Friday 3 October 2008

The joy of slow travel?

October 1st: China’s National Day, when people across the country celebrate the founding of the People‘s Republic of China.

It seems the entire country is on holiday. Here in Xi'an our simple bus trip to the Big Wild Goose Pagoda turned into a world record attempt to stuff as many people into a modest-sized bus as possible.

And out of town, at the Terracotta Warriors museum, we witnessed this world-famous army squaring up to an invasion of epic proportions as a massive and fearsome force of tourists descended on the place, armed to the hilt with Nikons and leisure wear.

Many take advantage of the ensuing week’s holiday to go and visit friends and relatives in other parts of the country. Given that this is a country of some 1.3 billion that’s an awful lot of people needing train tickets.

Not, then, the best time to be travelling across in the world’s most populous nation.

Indeed it‘s beginning to seem particularly ambitious to set ourselves the mission of visiting a fair bit of this vast country during this period, then hopping over the border to Laos and taking in a few more parts of South East Asia, before making it in time to Hong Kong in time to catch our boat to North America.
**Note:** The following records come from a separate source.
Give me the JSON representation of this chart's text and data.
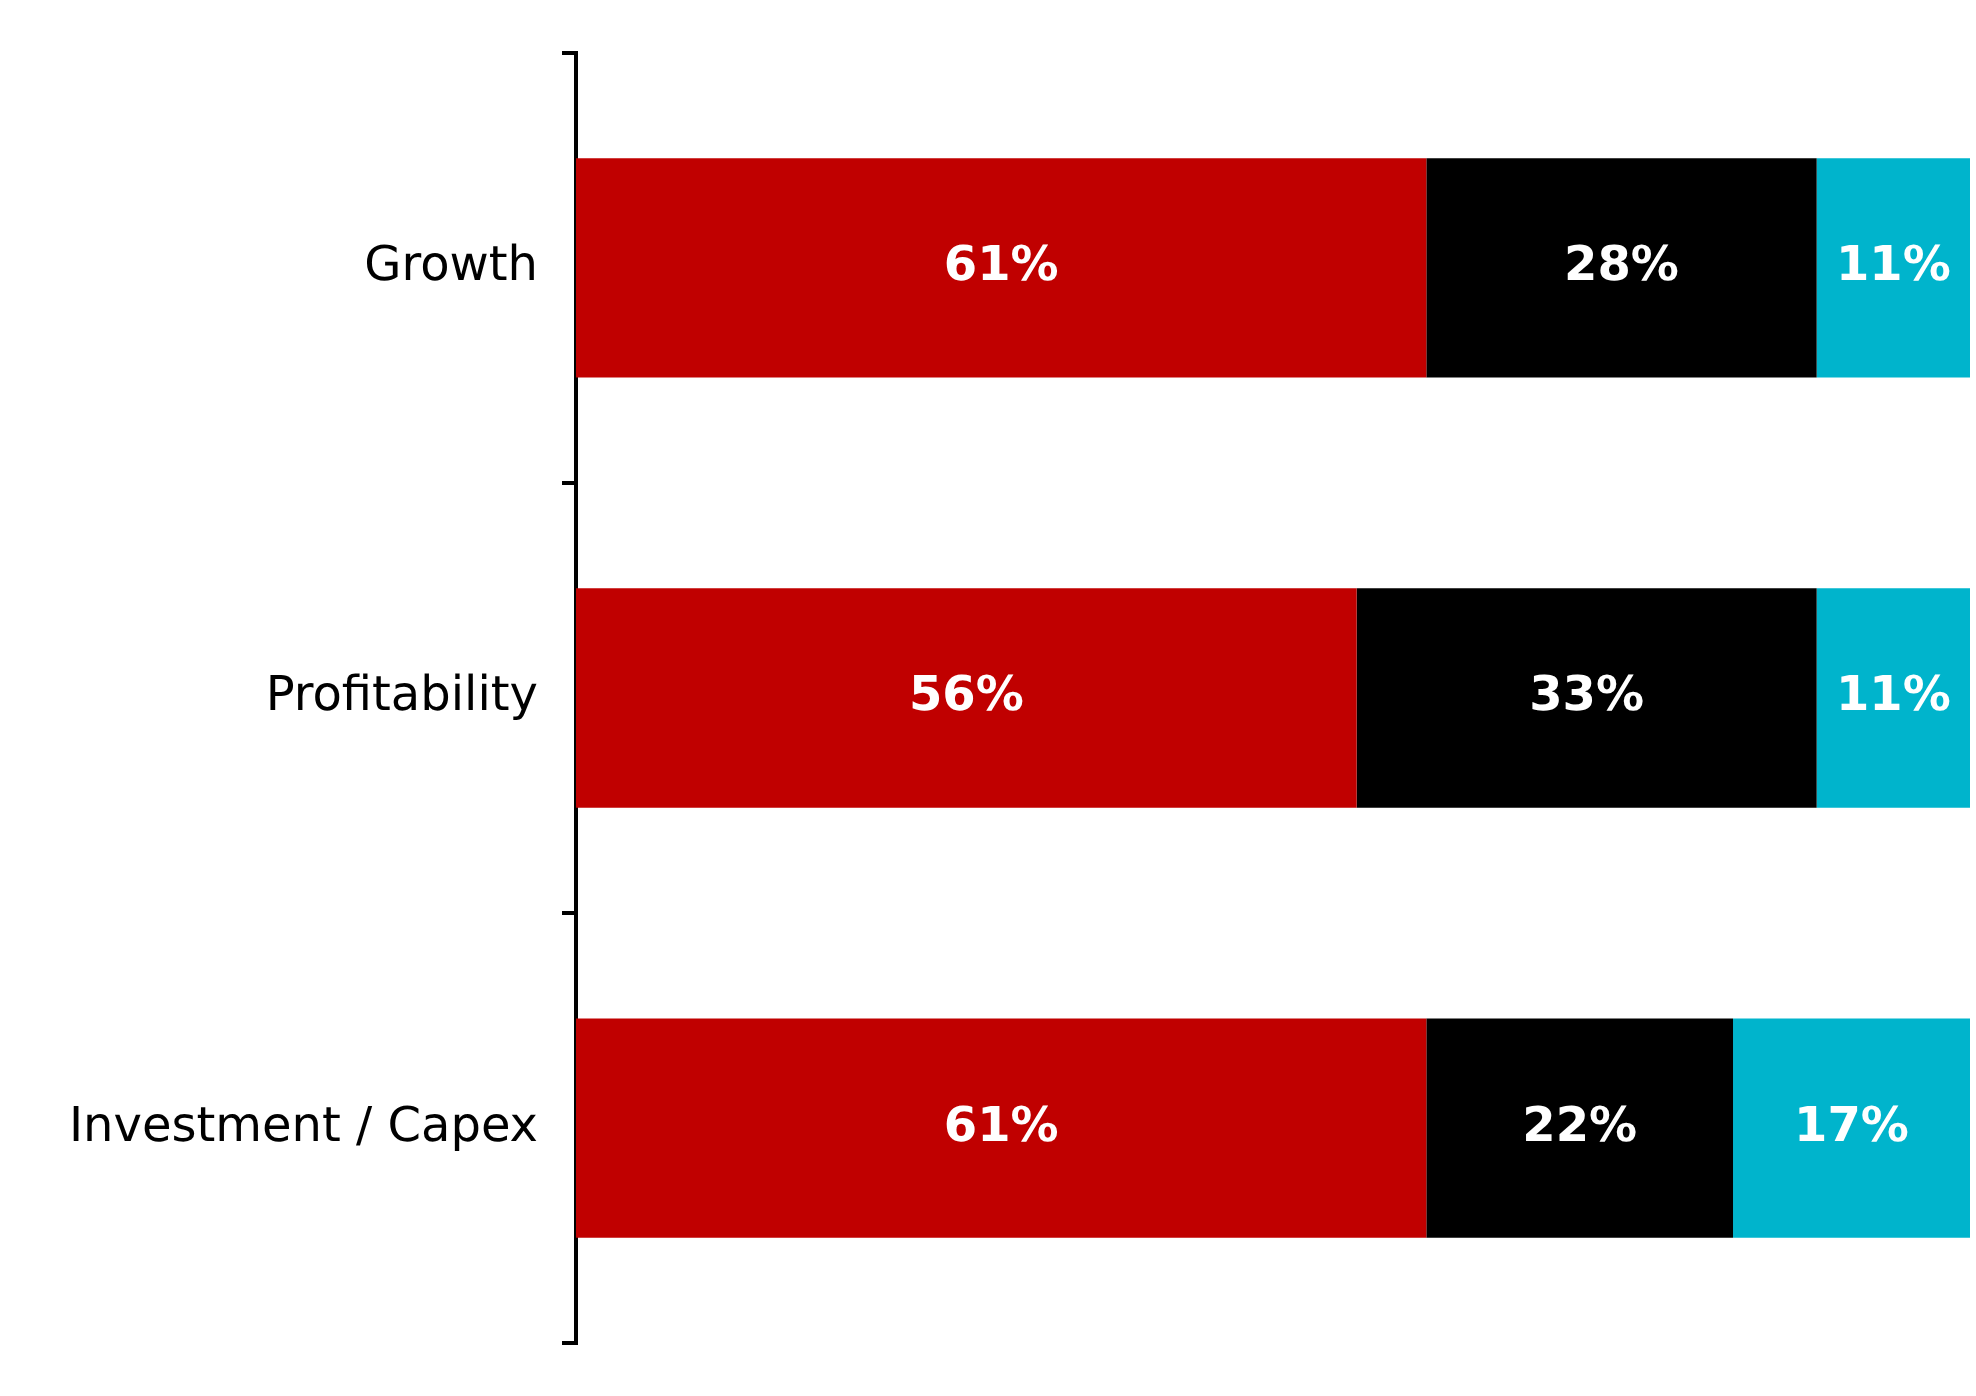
{
  "chart_data": {
    "type": "bar",
    "orientation": "horizontal",
    "stacked": true,
    "categories": [
      "Growth",
      "Profitability",
      "Investment / Capex"
    ],
    "xlim": [
      0,
      100
    ],
    "tick_labels": "y",
    "series": [
      {
        "color": "#c00000",
        "values": [
          61,
          56,
          61
        ],
        "value_labels": [
          "61%",
          "56%",
          "61%"
        ]
      },
      {
        "color": "#000000",
        "values": [
          28,
          33,
          22
        ],
        "value_labels": [
          "28%",
          "33%",
          "22%"
        ]
      },
      {
        "color": "#00b4cc",
        "values": [
          11,
          11,
          17
        ],
        "value_labels": [
          "11%",
          "11%",
          "17%"
        ]
      }
    ]
  }
}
Judith Chalmers didn’t have this kind of trouble.

But then she flew - something we, foolishly or not, have chosen to eschew. Not for us a short hop over China for us, from Xi’an in the north, to Kunming in the south, no we have the delights of a 36 hour train journey ahead of us.
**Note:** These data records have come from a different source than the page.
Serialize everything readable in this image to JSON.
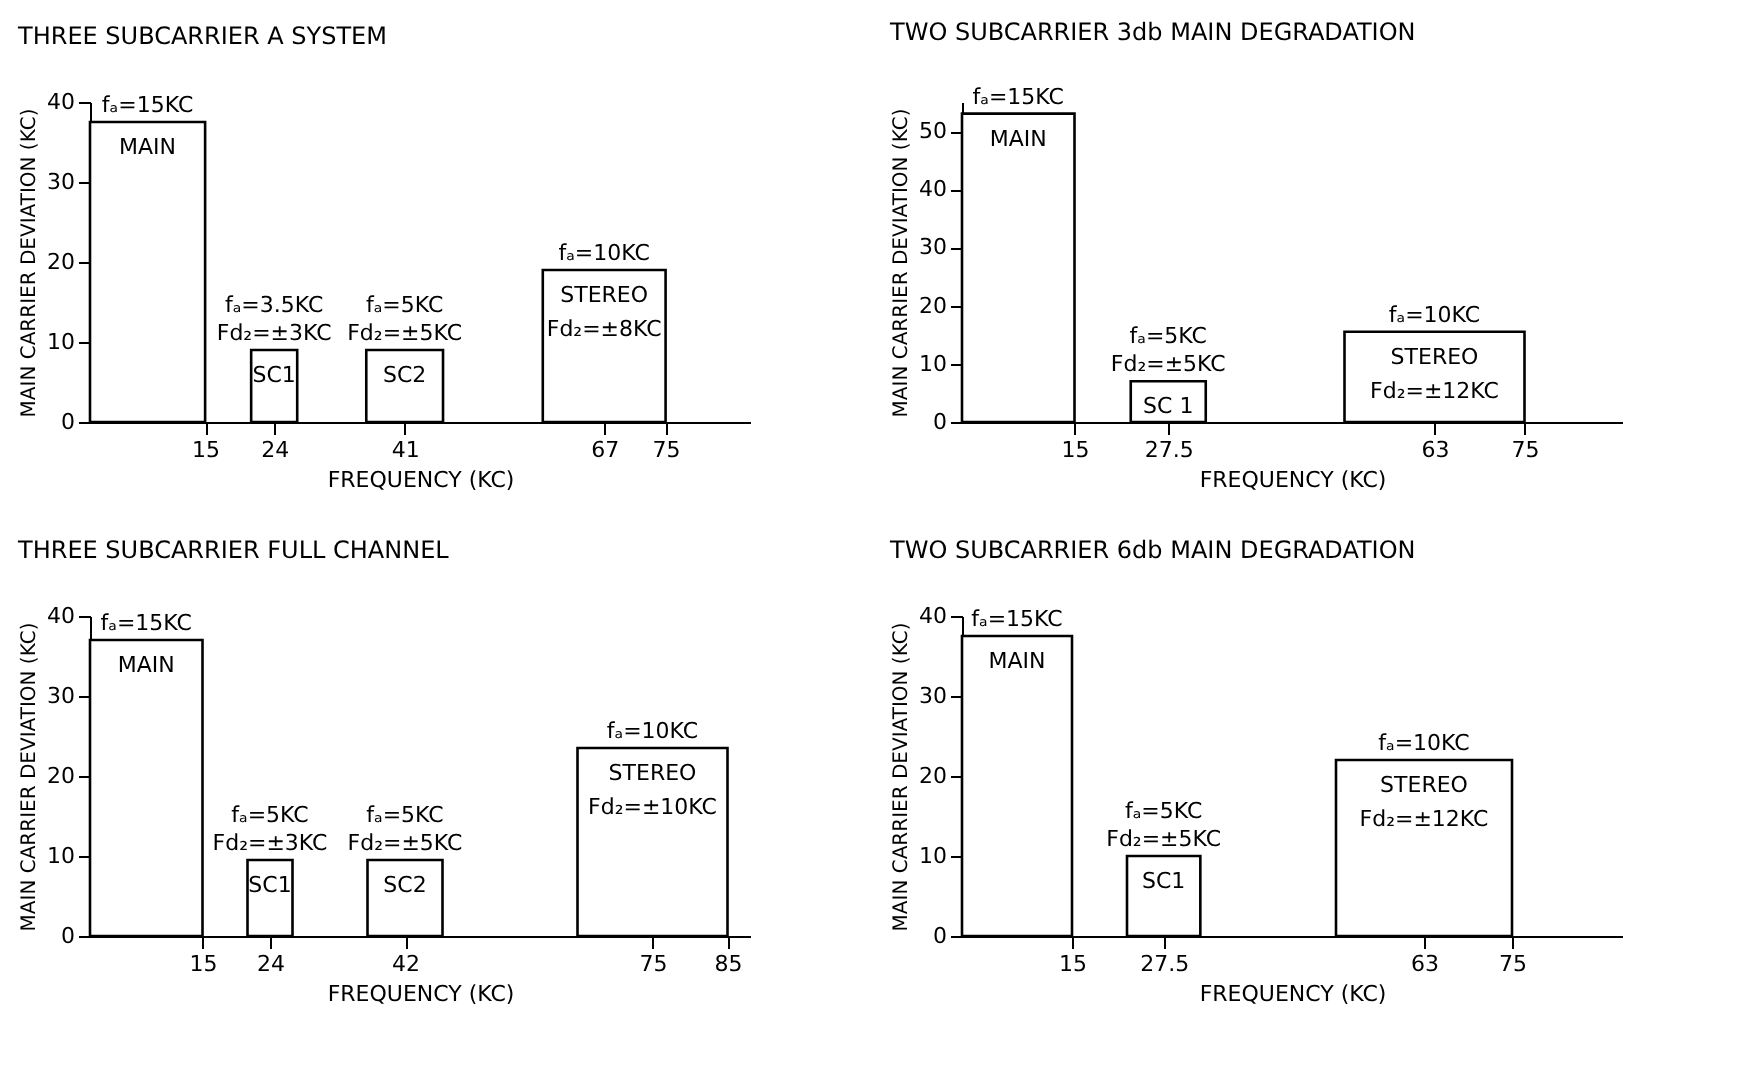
{
  "chart_data": [
    {
      "type": "histogram",
      "title": "THREE SUBCARRIER A SYSTEM",
      "xlabel": "FREQUENCY (KC)",
      "ylabel": "MAIN CARRIER DEVIATION (KC)",
      "bins": [
        0,
        15,
        21,
        27,
        36,
        46,
        59,
        75
      ],
      "values": [
        37.5,
        null,
        9,
        null,
        9,
        null,
        19
      ],
      "xlim": [
        0,
        86
      ],
      "xticks": [
        15,
        24,
        41,
        67,
        75
      ],
      "ylim": [
        0,
        40
      ],
      "yticks": [
        0,
        10,
        20,
        30,
        40
      ],
      "annotations": [
        {
          "text": "fₐ=15KC",
          "x": 7.5,
          "y": 37.5
        },
        {
          "text": "MAIN",
          "x": 7.5,
          "y": 37.5
        },
        {
          "text": "fₐ=3.5KC",
          "x": 24,
          "y": 9
        },
        {
          "text": "Fd₂=±3KC",
          "x": 24,
          "y": 9
        },
        {
          "text": "SC1",
          "x": 24,
          "y": 9
        },
        {
          "text": "fₐ=5KC",
          "x": 41,
          "y": 9
        },
        {
          "text": "Fd₂=±5KC",
          "x": 41,
          "y": 9
        },
        {
          "text": "SC2",
          "x": 41,
          "y": 9
        },
        {
          "text": "fₐ=10KC",
          "x": 67,
          "y": 19
        },
        {
          "text": "STEREO",
          "x": 67,
          "y": 19
        },
        {
          "text": "Fd₂=±8KC",
          "x": 67,
          "y": 19
        }
      ]
    },
    {
      "type": "histogram",
      "title": "TWO SUBCARRIER 3db MAIN DEGRADATION",
      "xlabel": "FREQUENCY (KC)",
      "ylabel": "MAIN CARRIER DEVIATION (KC)",
      "bins": [
        0,
        15,
        22.5,
        32.5,
        51,
        75
      ],
      "values": [
        53,
        null,
        7,
        null,
        15.5
      ],
      "xlim": [
        0,
        88
      ],
      "xticks": [
        15,
        27.5,
        63,
        75
      ],
      "ylim": [
        0,
        55
      ],
      "yticks": [
        0,
        10,
        20,
        30,
        40,
        50
      ],
      "annotations": [
        {
          "text": "fₐ=15KC",
          "x": 7.5,
          "y": 53
        },
        {
          "text": "MAIN",
          "x": 7.5,
          "y": 53
        },
        {
          "text": "fₐ=5KC",
          "x": 27.5,
          "y": 7
        },
        {
          "text": "Fd₂=±5KC",
          "x": 27.5,
          "y": 7
        },
        {
          "text": "SC 1",
          "x": 27.5,
          "y": 7
        },
        {
          "text": "fₐ=10KC",
          "x": 63,
          "y": 15.5
        },
        {
          "text": "STEREO",
          "x": 63,
          "y": 15.5
        },
        {
          "text": "Fd₂=±12KC",
          "x": 63,
          "y": 15.5
        }
      ]
    },
    {
      "type": "histogram",
      "title": "THREE SUBCARRIER FULL CHANNEL",
      "xlabel": "FREQUENCY (KC)",
      "ylabel": "MAIN CARRIER DEVIATION (KC)",
      "bins": [
        0,
        15,
        21,
        27,
        37,
        47,
        65,
        85
      ],
      "values": [
        37,
        null,
        9.5,
        null,
        9.5,
        null,
        23.5
      ],
      "xlim": [
        0,
        88
      ],
      "xticks": [
        15,
        24,
        42,
        75,
        85
      ],
      "ylim": [
        0,
        40
      ],
      "yticks": [
        0,
        10,
        20,
        30,
        40
      ],
      "annotations": [
        {
          "text": "fₐ=15KC",
          "x": 7.5,
          "y": 37
        },
        {
          "text": "MAIN",
          "x": 7.5,
          "y": 37
        },
        {
          "text": "fₐ=5KC",
          "x": 24,
          "y": 9.5
        },
        {
          "text": "Fd₂=±3KC",
          "x": 24,
          "y": 9.5
        },
        {
          "text": "SC1",
          "x": 24,
          "y": 9.5
        },
        {
          "text": "fₐ=5KC",
          "x": 42,
          "y": 9.5
        },
        {
          "text": "Fd₂=±5KC",
          "x": 42,
          "y": 9.5
        },
        {
          "text": "SC2",
          "x": 42,
          "y": 9.5
        },
        {
          "text": "fₐ=10KC",
          "x": 75,
          "y": 23.5
        },
        {
          "text": "STEREO",
          "x": 75,
          "y": 23.5
        },
        {
          "text": "Fd₂=±10KC",
          "x": 75,
          "y": 23.5
        }
      ]
    },
    {
      "type": "histogram",
      "title": "TWO SUBCARRIER 6db MAIN DEGRADATION",
      "xlabel": "FREQUENCY (KC)",
      "ylabel": "MAIN CARRIER DEVIATION (KC)",
      "bins": [
        0,
        15,
        22.5,
        32.5,
        51,
        75
      ],
      "values": [
        37.5,
        null,
        10,
        null,
        22
      ],
      "xlim": [
        0,
        90
      ],
      "xticks": [
        15,
        27.5,
        63,
        75
      ],
      "ylim": [
        0,
        40
      ],
      "yticks": [
        0,
        10,
        20,
        30,
        40
      ],
      "annotations": [
        {
          "text": "fₐ=15KC",
          "x": 7.5,
          "y": 37.5
        },
        {
          "text": "MAIN",
          "x": 7.5,
          "y": 37.5
        },
        {
          "text": "fₐ=5KC",
          "x": 27.5,
          "y": 10
        },
        {
          "text": "Fd₂=±5KC",
          "x": 27.5,
          "y": 10
        },
        {
          "text": "SC1",
          "x": 27.5,
          "y": 10
        },
        {
          "text": "fₐ=10KC",
          "x": 63,
          "y": 22
        },
        {
          "text": "STEREO",
          "x": 63,
          "y": 22
        },
        {
          "text": "Fd₂=±12KC",
          "x": 63,
          "y": 22
        }
      ]
    }
  ]
}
All sleepers, in any direction, let alone where we want to get to, are booked out. Solid. For a week.

So it’s two nights in seats for us. It seems our visit to China is rapidly turning into the 21st Century equivalent of Mao’s Long March.

But of course this is nothing to dread - merely another fine chapter in our epic peregrinations, each one stuffed with interest and oozing with excitement. Across Russia, we were caged in trains for days and it was rather good fun at times. And surely this time they’ll be no scary drunken soldiers seeking our company.

Rather, as we pootle along, through the heart of China, we’ll certainly get to see some of the country and notice the changes around us. Hoorah for slow travel!

So, with the aid of our stiff upper lips, a large bottle of Scotch and a few ipod-ised episodes of ‘I’m Sorry I Haven’t a Clue’, we head off for the south.